WHEREFORE, the instant petition for review is DENIED. The appealed judgments of the trial and appellate courts in Criminal Case No. 1472-C (CA-G.R. CR No. 11758) entitled People of the Philippines v. Ramon Ingles alias "Monching," is hereby AFFIRMED WITH the MODIFICATION that the penalty of imprisonment shall be the indeterminate sentence of four (4) years and two (2) months of prision correccional, as minimum, to eight (8) years and one (1) day of prision mayor, as maximum.

SO ORDERED.

Regalado, Puno, Mendoza and Torres, Jr., JJ., concur.

Endnotes:



1. TSN, February 9, 1988, pp. 5-11.

2. TSN, June 6, 1988, p. 13.

3. Exhibit "B," Medical Certificate dated February 14, 1987.

4. TSN, April 11, 1988, p. 9.

5. TSN, June 13, 1990, pp. 6-31.

6. Ibid., pp. 7, 22-24.

7. Id., p. 26.

8. Id., p. 29.

9. Id., p. 28.

10. Id., p. 12.

11. TSN, March 27, 1990. pp. 13-30.

12. Judge Ricardo O. Rosales, Jr. heard most of the testimonial evidence for the prosecution. Judge Lanzanas only took over the case in 1990.

13. People v. Hubilla, Jr., 252 SCRA 471 (1996), citing People v. De-la Cruz., 207 SCRA 632 (1992); People v. Ybeas, 213 SCRA 793 (1992), People v. Boniao, 217 SCRA 653 (1993); People v. Gomez, 235 SCRA 444 (1994).

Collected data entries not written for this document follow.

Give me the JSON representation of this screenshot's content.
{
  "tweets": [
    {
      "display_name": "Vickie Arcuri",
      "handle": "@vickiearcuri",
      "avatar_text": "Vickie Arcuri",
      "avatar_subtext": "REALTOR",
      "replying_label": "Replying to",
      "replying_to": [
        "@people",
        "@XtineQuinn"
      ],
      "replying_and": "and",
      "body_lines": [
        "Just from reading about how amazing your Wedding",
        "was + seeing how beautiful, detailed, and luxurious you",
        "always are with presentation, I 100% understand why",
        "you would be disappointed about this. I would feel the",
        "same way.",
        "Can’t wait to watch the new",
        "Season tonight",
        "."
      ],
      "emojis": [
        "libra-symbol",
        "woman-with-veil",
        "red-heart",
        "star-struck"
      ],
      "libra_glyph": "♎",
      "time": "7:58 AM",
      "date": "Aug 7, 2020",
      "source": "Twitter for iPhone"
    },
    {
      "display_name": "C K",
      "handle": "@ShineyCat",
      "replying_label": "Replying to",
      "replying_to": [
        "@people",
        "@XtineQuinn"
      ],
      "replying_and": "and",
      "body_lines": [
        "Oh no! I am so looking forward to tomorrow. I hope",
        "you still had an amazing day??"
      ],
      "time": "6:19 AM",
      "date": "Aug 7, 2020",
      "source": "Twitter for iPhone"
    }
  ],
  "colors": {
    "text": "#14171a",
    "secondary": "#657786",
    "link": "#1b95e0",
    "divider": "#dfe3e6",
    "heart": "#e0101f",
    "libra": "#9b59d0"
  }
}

14. TSN, September 5, 1990, pp. 5-8.

15. People v. Gregorio, 255 SCRA 380 (1996), citing People v. Manuhan, 133 SCRA 11 (1984); Anciro v. People, 228 SCRA 629 (1993); People v. Martinado, 214 SCRA 712 (1992); People v. Garcia, 209 SCRA 164 (1992).

16. People v. Binondo, 214 SCRA 764 (1992).

17. People v. Solis, 195 SCRA 405 (1991).

18. People v. Sarol, 139 SCRA 125 (1985).

19. Article 6, Revised Penal Code.

20. People v. Canuzo, 255 SCRA 497 (1996).